Condition—Good throughout.


a(4). Homestead Moat, W. of Batler's Green.

a(5). House, at Batler's Green, one mile E. of Aldenham village, was built c. 1560, of plastered timber and brick, but has been much enlarged and altered in the 18th and 19th centuries; the roof is tiled. The original plan is untraceable; the 16th-century part of the house is now L-shaped, the long wing facing E. and the short wing N. The wall at the N. end of the E. front is of brick, the rest being of timber with pargetting in large panels, much restored; some original brickwork remains on the S. and W. sides of the short wing. There are two gables on the E. front, with 16th-century barge-boards, one of a pierced guilloche pattern. Only one small window, high up in the N. wall, is original, and has moulded oak mullions and jambs; the oriel window of the hall, and the other windows of the 16th-century house have modern casements. The large central chimney retains its original base. In the hall, now enlarged, is a fireplace with a segmental brick arch of two orders; there is a similar fireplace in the W. part of the hall, formerly a separate room; a part of the ceiling is of open timber work with massive moulded beams and joists; the walls are panelled in oak up to the white plaster frieze. At the S. end of the main block are two more rooms; in one is a fireplace resembling those in the hall, and there is some oak panelling in a small room on the N. The room at the S. end of the house is said to have been formerly a granary, and contains a modern staircase, in which some old timberbraces have been used as balusters. Some of the walls on the first floor have exposed timbers, and in one room is a fireplace similar to those in the hall. In the grounds, S.E. of the house, is a large brick and timber out-building, possibly also of the 16th century.

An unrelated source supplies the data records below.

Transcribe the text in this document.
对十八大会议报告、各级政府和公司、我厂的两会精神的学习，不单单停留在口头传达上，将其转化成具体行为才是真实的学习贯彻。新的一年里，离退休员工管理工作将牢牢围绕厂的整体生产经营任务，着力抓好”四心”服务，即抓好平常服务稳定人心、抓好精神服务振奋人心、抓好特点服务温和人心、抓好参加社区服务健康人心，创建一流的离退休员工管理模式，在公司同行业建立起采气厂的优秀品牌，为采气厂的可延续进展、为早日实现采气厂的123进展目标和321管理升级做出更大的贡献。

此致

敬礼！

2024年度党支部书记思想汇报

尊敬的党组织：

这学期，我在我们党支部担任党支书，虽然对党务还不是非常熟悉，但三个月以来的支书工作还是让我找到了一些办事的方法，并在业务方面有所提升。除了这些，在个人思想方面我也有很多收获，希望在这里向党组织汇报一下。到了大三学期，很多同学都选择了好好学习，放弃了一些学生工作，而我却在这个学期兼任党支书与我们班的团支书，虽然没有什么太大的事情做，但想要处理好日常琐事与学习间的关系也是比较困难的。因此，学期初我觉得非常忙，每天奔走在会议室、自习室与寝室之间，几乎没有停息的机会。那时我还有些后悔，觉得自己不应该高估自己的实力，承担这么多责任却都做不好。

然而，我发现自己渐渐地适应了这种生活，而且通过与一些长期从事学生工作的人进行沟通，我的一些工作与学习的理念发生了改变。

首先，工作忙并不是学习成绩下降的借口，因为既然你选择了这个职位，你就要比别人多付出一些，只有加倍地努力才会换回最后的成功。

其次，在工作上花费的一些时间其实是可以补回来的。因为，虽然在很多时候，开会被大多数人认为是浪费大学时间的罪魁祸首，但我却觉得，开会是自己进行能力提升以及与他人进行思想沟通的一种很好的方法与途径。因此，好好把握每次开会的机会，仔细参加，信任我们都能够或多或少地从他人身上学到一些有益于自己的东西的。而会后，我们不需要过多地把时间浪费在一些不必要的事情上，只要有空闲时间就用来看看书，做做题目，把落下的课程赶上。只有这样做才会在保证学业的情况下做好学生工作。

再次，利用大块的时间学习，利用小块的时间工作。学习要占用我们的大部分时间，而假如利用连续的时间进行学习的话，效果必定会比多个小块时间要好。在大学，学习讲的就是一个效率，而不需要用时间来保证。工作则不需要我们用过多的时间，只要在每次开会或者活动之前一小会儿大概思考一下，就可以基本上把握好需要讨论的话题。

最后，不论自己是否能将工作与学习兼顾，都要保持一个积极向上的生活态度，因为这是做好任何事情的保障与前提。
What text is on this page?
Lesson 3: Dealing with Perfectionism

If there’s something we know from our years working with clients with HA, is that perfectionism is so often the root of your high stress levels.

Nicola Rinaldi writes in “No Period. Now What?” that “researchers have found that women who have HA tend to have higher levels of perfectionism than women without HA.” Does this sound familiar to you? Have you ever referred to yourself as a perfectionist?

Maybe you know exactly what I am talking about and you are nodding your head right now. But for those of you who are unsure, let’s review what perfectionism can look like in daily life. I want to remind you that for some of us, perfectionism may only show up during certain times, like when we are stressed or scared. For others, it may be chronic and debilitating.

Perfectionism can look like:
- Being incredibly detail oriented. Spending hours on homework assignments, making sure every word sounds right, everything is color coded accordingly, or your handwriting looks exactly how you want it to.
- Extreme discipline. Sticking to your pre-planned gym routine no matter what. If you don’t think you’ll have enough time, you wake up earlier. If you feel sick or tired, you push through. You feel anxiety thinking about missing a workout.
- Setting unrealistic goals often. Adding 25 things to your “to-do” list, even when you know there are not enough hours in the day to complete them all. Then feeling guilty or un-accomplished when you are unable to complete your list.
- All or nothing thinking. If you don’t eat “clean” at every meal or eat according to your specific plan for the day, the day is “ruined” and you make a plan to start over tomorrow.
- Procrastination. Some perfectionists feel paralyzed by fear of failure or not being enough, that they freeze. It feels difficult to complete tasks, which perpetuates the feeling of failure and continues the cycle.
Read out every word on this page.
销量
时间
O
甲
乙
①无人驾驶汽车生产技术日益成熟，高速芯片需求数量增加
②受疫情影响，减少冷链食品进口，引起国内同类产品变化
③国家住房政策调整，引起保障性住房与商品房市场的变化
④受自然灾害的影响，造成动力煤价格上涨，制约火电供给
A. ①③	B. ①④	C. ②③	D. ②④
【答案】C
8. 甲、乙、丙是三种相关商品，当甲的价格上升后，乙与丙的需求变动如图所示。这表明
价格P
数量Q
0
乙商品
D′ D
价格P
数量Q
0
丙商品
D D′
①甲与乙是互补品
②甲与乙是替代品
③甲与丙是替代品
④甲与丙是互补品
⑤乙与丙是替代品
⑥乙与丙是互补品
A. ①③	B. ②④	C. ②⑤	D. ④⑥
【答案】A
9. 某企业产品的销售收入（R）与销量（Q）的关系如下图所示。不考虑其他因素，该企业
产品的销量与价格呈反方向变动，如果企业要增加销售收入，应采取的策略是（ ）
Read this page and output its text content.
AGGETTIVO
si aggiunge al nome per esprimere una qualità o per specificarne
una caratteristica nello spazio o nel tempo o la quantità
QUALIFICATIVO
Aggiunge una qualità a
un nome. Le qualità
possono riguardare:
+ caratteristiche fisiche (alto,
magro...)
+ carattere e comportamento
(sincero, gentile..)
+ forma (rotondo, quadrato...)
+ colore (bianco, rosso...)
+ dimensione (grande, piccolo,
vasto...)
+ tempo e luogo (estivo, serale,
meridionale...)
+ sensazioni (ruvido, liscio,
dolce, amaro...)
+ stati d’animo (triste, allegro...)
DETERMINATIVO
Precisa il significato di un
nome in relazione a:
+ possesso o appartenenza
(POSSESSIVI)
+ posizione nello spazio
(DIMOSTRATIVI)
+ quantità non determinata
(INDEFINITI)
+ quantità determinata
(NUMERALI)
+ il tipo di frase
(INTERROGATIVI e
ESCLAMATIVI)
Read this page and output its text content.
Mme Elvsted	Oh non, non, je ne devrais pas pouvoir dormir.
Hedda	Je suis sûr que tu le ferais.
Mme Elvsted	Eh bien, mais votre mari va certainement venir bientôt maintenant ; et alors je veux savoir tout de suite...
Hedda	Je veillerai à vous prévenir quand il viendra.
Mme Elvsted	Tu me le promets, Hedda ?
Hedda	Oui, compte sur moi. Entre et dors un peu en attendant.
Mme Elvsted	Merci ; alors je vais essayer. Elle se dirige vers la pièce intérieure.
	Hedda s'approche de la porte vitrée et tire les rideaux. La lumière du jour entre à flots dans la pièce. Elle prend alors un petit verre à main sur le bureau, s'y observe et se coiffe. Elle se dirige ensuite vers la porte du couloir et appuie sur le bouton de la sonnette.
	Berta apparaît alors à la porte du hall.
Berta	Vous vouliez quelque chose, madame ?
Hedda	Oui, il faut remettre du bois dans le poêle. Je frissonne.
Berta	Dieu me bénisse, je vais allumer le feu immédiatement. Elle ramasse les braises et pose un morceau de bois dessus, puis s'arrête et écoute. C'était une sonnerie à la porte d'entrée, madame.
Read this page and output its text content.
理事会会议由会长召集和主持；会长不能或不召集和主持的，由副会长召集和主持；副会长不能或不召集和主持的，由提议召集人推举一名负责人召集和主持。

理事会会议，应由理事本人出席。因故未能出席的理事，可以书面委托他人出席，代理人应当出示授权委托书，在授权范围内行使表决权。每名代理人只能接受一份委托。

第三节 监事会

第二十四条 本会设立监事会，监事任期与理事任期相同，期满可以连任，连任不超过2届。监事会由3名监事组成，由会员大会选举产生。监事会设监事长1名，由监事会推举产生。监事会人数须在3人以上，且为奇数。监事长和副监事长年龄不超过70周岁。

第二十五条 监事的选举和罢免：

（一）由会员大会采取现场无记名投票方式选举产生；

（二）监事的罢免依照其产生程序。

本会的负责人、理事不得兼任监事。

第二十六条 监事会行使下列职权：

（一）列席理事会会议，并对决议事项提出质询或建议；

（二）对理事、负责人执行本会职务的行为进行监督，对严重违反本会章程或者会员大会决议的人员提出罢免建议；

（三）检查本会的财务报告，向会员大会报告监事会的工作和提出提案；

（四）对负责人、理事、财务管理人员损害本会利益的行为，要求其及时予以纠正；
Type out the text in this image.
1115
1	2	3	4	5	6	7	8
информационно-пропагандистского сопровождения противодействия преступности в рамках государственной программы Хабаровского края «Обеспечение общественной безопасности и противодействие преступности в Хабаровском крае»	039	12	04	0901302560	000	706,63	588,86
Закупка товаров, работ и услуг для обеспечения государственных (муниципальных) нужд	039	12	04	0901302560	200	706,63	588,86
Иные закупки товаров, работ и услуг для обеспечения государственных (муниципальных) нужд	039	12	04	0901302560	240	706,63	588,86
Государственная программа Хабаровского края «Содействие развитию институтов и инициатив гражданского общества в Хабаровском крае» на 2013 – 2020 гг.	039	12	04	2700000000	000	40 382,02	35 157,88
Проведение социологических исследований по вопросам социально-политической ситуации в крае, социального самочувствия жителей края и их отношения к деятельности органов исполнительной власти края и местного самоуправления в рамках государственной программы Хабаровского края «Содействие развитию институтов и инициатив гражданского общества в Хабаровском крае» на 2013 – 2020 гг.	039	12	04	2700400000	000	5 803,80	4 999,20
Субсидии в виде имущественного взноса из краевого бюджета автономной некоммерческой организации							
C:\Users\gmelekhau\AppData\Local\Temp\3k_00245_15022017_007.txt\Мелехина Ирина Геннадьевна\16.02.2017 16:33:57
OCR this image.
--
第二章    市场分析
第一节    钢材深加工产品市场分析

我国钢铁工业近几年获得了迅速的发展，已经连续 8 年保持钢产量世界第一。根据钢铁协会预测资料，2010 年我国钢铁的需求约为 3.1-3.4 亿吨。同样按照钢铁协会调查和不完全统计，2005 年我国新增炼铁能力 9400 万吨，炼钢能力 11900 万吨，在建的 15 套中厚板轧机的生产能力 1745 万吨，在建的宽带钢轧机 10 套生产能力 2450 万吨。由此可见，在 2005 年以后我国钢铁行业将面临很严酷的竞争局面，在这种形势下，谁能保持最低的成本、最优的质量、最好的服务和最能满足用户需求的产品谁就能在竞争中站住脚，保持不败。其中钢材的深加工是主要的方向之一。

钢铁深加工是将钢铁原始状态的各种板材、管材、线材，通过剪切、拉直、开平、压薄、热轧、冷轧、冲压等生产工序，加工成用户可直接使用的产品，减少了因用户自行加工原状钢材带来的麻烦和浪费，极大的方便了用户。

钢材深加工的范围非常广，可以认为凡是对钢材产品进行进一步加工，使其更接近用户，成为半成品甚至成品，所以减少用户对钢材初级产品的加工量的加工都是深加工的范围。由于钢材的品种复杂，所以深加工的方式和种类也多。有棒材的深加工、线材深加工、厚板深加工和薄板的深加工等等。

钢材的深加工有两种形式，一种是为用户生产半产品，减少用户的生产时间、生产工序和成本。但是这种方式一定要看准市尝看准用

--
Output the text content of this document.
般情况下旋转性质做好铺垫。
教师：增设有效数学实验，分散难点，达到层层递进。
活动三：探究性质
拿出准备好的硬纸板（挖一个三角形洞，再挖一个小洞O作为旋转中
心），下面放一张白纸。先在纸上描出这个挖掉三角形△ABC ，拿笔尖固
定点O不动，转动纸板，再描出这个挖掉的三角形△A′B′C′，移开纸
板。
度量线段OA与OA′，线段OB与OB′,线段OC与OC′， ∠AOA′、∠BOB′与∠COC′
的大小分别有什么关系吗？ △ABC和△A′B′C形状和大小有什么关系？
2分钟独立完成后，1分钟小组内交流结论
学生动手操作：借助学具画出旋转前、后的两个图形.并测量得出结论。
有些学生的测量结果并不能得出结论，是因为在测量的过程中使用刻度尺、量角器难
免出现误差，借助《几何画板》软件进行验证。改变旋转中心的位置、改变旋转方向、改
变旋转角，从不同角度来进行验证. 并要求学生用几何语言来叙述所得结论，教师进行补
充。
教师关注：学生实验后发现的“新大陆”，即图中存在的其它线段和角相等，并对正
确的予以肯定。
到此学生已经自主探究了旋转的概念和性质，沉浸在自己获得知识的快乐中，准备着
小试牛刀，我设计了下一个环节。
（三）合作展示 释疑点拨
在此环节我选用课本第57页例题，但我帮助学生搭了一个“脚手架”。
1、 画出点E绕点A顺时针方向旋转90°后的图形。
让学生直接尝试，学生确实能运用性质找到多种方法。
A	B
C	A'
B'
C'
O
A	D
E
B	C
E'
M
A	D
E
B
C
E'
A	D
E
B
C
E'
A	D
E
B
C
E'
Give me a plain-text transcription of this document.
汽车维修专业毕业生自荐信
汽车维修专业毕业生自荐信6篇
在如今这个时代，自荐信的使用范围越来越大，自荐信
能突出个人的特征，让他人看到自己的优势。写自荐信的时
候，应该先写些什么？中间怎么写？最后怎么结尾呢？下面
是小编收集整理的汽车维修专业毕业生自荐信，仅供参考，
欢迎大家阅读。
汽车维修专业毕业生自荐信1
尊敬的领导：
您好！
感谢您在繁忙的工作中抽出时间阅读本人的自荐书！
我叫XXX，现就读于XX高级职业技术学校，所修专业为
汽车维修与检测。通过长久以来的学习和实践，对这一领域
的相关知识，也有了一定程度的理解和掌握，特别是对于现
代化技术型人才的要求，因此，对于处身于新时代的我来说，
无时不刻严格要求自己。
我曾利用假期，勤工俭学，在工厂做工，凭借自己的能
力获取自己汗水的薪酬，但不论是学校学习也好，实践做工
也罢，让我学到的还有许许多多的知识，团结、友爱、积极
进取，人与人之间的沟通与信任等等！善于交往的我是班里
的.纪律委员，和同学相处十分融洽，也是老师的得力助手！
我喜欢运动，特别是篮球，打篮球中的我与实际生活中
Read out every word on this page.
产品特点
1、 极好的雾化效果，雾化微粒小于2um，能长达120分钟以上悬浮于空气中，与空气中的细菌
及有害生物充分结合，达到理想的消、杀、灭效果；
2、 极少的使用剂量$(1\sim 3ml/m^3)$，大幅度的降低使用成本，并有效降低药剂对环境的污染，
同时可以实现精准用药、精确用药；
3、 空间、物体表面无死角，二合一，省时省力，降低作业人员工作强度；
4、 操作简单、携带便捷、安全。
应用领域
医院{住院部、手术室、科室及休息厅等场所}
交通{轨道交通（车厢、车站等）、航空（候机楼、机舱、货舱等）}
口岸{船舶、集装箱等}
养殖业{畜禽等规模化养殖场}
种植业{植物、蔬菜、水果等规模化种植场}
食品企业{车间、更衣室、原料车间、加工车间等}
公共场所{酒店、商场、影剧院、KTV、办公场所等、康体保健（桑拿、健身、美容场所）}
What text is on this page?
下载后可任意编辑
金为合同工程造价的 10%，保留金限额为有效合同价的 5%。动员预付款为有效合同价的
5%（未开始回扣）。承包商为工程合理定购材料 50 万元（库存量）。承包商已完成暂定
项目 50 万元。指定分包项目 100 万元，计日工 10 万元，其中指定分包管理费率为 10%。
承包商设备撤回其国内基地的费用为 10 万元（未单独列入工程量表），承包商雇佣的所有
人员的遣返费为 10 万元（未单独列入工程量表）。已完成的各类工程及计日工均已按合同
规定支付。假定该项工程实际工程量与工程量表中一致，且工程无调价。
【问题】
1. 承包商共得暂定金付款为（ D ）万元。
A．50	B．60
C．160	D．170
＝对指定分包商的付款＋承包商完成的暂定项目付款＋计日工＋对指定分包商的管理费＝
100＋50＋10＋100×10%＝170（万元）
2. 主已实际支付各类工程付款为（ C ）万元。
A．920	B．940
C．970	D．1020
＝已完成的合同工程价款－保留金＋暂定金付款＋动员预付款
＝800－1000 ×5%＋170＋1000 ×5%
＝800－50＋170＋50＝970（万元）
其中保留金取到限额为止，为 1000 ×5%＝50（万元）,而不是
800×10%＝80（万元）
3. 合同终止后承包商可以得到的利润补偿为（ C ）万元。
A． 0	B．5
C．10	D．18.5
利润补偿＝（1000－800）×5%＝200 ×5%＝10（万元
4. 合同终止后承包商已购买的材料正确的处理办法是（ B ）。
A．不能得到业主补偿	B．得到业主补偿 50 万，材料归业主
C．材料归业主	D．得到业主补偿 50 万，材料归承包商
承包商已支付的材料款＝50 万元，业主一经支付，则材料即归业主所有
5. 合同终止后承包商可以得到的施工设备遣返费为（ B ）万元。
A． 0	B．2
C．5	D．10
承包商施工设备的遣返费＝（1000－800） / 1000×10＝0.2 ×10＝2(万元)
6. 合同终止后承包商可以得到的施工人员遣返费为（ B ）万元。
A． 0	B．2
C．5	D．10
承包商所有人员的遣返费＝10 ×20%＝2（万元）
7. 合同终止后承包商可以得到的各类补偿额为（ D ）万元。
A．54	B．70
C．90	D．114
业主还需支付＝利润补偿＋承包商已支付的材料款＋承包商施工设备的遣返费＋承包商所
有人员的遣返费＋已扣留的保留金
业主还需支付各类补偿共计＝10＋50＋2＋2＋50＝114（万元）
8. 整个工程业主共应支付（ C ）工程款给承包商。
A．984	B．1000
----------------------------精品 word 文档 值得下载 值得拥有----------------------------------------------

Condition—Good throughout; the old work is carefully preserved.

b(6). Aldenham House stands in a park about 2¼ miles S.E. of Aldenham, and 1 mile N.W. of Elstree village. It was practically re-built in the 18th century, and enlarged in the 19th century. The following 17th-century fittings remain: in the Entrance Hall, panelling, now grained and varnished to imitate new oak. In the Pine Room on the mezzanine floor, a carved and panelled oak overmantel from Elstree Hall (now demolished): in a passage on the same floor, a dado of oak panelling: in the West Room on the first floor, another 17th-century overmantel, also from Elstree Hall; the stonework of the fireplace bears the date 1529, but the detail of the carving is at least a hundred years later. In the Pillar Room on the same floor, a piece of 17th-century carved panelling is used as an overmantel.


b(7). Delrow House, in the hamlet of Delrow, about a mile S. of Aldenham Church, is a two-storeyed building of plastered brick; the roofs are tiled and gabled; the plan is L-shaped. A house was built here by William Hutchinson in 1666, and a rain-water head bears that date.


b(8). Cottage, opposite Delrow House, of late 16th-century date, appears to have been originally part of a large building. It is of two storeys, the upper projecting. The walls are of closely-spaced vertical timbers and plaster; the roof is tiled. At the back is a large brick chimney stack with two shafts, on the S.E. side is an oriel window, and on the S.W. front an original door.